In the field the camera was very easy to use. The controls work smoothly, and all the movements lock down very well. The titanium hardware exudes quality, and the knobs have a very nice knurl. I especially liked the large size of the right side focusing knobs, as they were very easy to use with gloves. All of the movements of the camera (except extension) have metal to metal surfaces, with the occasional nylon washer thrown in. Thus the camera ought to `wear' very well and also take humidity changes in stride. All of the controls fall easily to hand, except the rear swing knobs, which are a little harder (but not that hard) to get at. The lens boards are held tightly in place by a single slider mechanism, and the camera back is held in place by two sliders. Thus, changing lens boards and back orientation can be accomplished very quickly.
The camera I used had Ebony's `universal' bellows, which has a bag bellows like section at the front and regular pleats in back.
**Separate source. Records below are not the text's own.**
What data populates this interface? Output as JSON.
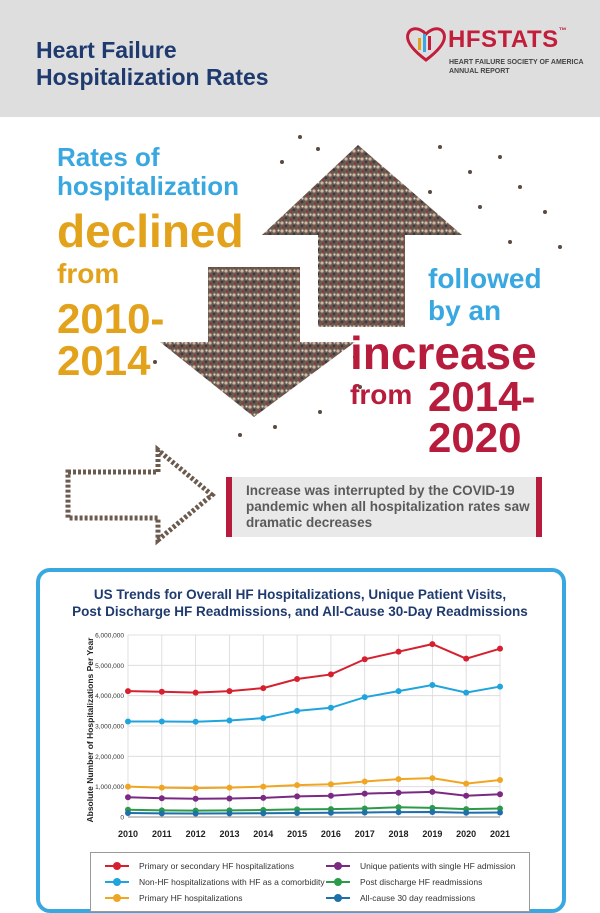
{
  "header": {
    "title_line1": "Heart Failure",
    "title_line2": "Hospitalization Rates",
    "logo_hf": "HF",
    "logo_stats": "STATS",
    "logo_tm": "™",
    "logo_sub1": "HEART FAILURE SOCIETY OF AMERICA",
    "logo_sub2": "ANNUAL REPORT"
  },
  "hero": {
    "line1": "Rates of",
    "line2": "hospitalization",
    "declined": "declined",
    "from1": "from",
    "years1a": "2010-",
    "years1b": "2014",
    "followed": "followed",
    "by_an": "by an",
    "increase": "increase",
    "from2": "from",
    "years2a": "2014-",
    "years2b": "2020"
  },
  "callout": {
    "text": "Increase was interrupted by the COVID-19 pandemic when all hospitalization rates saw dramatic decreases"
  },
  "colors": {
    "red": "#d6202f",
    "blue": "#20a4dd",
    "gold": "#f0a623",
    "purple": "#7b2a84",
    "green": "#2b9a49",
    "navy": "#1f6fa8"
  },
  "chart_data": {
    "type": "line",
    "title_line1": "US Trends for Overall HF Hospitalizations, Unique Patient Visits,",
    "title_line2": "Post Discharge HF Readmissions, and All-Cause 30-Day Readmissions",
    "ylabel": "Absolute Number of Hospitalizations Per Year",
    "xlabel": "",
    "ylim": [
      0,
      6000000
    ],
    "yticks": [
      0,
      1000000,
      2000000,
      3000000,
      4000000,
      5000000,
      6000000
    ],
    "ytick_labels": [
      "0",
      "1,000,000",
      "2,000,000",
      "3,000,000",
      "4,000,000",
      "5,000,000",
      "6,000,000"
    ],
    "x": [
      "2010",
      "2011",
      "2012",
      "2013",
      "2014",
      "2015",
      "2016",
      "2017",
      "2018",
      "2019",
      "2020",
      "2021"
    ],
    "series": [
      {
        "name": "Primary or secondary HF hospitalizations",
        "color": "#d6202f",
        "values": [
          4150000,
          4130000,
          4100000,
          4150000,
          4250000,
          4550000,
          4700000,
          5200000,
          5450000,
          5700000,
          5220000,
          5550000
        ]
      },
      {
        "name": "Non-HF hospitalizations with HF as a comorbidity",
        "color": "#20a4dd",
        "values": [
          3150000,
          3150000,
          3140000,
          3180000,
          3260000,
          3500000,
          3600000,
          3950000,
          4150000,
          4350000,
          4100000,
          4300000
        ]
      },
      {
        "name": "Primary HF hospitalizations",
        "color": "#f0a623",
        "values": [
          1000000,
          970000,
          950000,
          970000,
          1000000,
          1050000,
          1080000,
          1170000,
          1250000,
          1280000,
          1100000,
          1220000
        ]
      },
      {
        "name": "Unique patients with single HF admission",
        "color": "#7b2a84",
        "values": [
          650000,
          620000,
          600000,
          610000,
          630000,
          680000,
          700000,
          770000,
          800000,
          830000,
          700000,
          750000
        ]
      },
      {
        "name": "Post discharge HF readmissions",
        "color": "#2b9a49",
        "values": [
          240000,
          220000,
          210000,
          220000,
          230000,
          250000,
          260000,
          280000,
          320000,
          300000,
          260000,
          280000
        ]
      },
      {
        "name": "All-cause 30 day readmissions",
        "color": "#1f6fa8",
        "values": [
          130000,
          120000,
          115000,
          120000,
          125000,
          130000,
          140000,
          150000,
          160000,
          165000,
          140000,
          150000
        ]
      }
    ]
  }
}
With this bellows I was able to use both my Fuji 300c as well as my 90mm without losing any movement extension. I'm not sure, though, how well lenses shorter than 90mm would work, as there's a limit to how far the pleated part of the bellows will compress.
Despite it's light weight, the camera is quite rigid. The Ebony is significantly more rigid than a Zone VI Ultra Light Weight camera that I got to play with recently, and, unlike the Zone VI, the Ebony's rigidity stays very constant over it's whole range. When moderate pressure was applied to the top of the back, I could get a little movement. This was due to the rivet joints at the base of the rear standard. This `looseness' was very minimal, and, since the front rivet joints did not show any signs of this, I expect that the two back joints came loose through use on my demo camera. I expect that Ebony could tighten this up. Even with this minor peccadillo, the Ebony is the most rigid wooden field camera that I've used, and this includes a Wisner 8x10, Agfa 5x7 and a number of others.
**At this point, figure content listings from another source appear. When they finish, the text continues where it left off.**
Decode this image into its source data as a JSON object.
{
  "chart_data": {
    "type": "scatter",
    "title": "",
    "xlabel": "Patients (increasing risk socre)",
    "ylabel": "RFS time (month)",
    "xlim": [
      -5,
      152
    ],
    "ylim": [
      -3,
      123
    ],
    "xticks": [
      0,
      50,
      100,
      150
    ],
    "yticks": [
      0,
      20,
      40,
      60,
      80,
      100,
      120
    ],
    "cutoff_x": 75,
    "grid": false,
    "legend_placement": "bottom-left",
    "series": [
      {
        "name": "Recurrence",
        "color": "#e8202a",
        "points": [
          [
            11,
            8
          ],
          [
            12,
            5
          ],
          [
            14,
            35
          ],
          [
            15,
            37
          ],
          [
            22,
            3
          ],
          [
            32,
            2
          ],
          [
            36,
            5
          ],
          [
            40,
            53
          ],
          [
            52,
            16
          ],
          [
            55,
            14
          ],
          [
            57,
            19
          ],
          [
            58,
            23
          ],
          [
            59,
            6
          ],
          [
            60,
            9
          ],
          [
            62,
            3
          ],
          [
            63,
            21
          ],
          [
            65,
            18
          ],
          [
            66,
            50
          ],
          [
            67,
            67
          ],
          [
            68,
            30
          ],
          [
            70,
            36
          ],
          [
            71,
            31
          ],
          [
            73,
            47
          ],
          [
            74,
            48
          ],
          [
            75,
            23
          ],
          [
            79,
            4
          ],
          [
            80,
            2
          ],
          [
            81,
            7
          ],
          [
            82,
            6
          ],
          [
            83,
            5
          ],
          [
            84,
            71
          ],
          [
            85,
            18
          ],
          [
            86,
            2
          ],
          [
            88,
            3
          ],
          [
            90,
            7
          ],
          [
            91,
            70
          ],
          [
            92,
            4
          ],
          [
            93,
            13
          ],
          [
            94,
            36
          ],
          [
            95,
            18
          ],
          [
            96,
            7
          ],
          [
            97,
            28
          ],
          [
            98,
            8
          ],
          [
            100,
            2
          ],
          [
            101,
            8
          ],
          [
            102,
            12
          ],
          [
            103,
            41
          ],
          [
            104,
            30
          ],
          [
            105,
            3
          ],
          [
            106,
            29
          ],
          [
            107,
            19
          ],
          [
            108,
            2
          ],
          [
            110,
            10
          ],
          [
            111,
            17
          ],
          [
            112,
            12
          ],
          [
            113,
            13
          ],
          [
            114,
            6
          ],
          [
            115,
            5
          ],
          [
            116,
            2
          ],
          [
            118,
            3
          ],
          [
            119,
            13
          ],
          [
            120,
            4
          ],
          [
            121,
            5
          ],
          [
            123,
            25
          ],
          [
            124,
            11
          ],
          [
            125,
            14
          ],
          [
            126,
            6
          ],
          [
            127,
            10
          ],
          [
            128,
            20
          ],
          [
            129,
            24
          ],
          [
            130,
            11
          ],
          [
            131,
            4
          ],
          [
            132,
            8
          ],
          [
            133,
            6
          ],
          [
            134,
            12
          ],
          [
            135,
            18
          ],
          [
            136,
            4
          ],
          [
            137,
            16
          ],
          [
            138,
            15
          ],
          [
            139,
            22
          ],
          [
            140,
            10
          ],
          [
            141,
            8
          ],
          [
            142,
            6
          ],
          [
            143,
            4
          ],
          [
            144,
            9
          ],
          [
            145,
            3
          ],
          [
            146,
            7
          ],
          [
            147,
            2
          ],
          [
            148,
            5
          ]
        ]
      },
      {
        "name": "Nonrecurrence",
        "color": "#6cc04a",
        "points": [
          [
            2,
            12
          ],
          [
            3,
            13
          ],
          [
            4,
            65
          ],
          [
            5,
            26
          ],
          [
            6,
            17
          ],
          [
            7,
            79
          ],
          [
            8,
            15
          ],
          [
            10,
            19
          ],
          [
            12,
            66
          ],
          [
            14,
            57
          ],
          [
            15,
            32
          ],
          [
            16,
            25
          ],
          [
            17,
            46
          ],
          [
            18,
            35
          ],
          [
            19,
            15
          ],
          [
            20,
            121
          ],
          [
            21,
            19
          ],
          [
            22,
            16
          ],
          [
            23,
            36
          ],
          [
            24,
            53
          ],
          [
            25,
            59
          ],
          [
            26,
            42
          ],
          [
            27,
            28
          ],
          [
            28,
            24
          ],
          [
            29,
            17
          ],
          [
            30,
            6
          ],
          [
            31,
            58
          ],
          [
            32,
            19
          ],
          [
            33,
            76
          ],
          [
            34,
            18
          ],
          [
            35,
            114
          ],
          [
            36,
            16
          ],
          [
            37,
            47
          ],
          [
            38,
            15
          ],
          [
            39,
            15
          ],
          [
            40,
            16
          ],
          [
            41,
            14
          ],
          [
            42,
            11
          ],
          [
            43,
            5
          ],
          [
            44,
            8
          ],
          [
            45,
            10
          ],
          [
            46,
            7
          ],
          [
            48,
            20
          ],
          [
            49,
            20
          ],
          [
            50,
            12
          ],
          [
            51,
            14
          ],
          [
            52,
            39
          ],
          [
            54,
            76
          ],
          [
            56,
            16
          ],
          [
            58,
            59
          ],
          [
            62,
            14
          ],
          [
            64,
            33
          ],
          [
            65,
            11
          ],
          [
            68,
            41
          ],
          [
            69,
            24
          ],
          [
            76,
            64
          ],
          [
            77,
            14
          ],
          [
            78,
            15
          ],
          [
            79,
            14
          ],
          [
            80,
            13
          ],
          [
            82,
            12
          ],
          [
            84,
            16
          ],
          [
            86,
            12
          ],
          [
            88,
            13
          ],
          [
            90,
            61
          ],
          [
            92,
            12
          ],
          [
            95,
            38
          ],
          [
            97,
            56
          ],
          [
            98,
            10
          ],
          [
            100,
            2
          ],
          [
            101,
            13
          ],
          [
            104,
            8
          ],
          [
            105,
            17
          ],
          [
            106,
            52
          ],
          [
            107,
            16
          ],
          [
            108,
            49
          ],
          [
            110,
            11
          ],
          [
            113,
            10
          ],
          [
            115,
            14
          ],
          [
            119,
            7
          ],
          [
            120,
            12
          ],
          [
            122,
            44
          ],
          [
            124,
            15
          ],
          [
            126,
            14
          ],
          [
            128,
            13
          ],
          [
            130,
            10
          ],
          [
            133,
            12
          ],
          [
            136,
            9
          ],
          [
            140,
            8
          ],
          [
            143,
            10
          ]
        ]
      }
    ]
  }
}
At first I was worried that the camera's lack of bubble levels would make it hard to level the camera. This was not the case, though, since the ground glass has a clear (as opposed to black line) grid on it. This made avoiding the convergence of verticals a simple matter. I also liked the evenness and brightness of the ground glass. It's very similar to the Linhof Super Screen that I use in my Sinar. Just for fun, compared how the Ebony screen handled a 110mm f18 protar to a standard Sinar ground glass. While focusing and framing was very difficult with the standard screen, the view on the Ebony screen was even and plenty bright. This was the case for every lens between 110 and 350 mm that I tried. With my 90, focusing was fine, but the screen became less evenly illuminated, but in any case it was still better than the standard Sinar glass. Plus, it's very unlikely that one would ever break the ground glass in the field (it's being plastic). Sure, you might crack the protective ground glass, but this is simply clear glass that you can have cut for you by any glass shop for a few bucks. This is in marked contrast to the cost of replacing a Sinar glass screen!
All in all the Ebony is the nicest wooden view camera that I've used. While some cameras are lighter (the Toho 45X), the Ebony is easier to use, since is more straightforward changing lens and back orientation. It's is also significantly more rigid than 4x5's like the Tachihara. Other field cameras, such as Wisner and Zone VI models, have more extension, but either they are either heavier (Wisner) or are less rigid (Zone VI). If you'd like a wooden field camera, and you use lenses between 90 and 300mm, I highly recommend the Ebony RW45.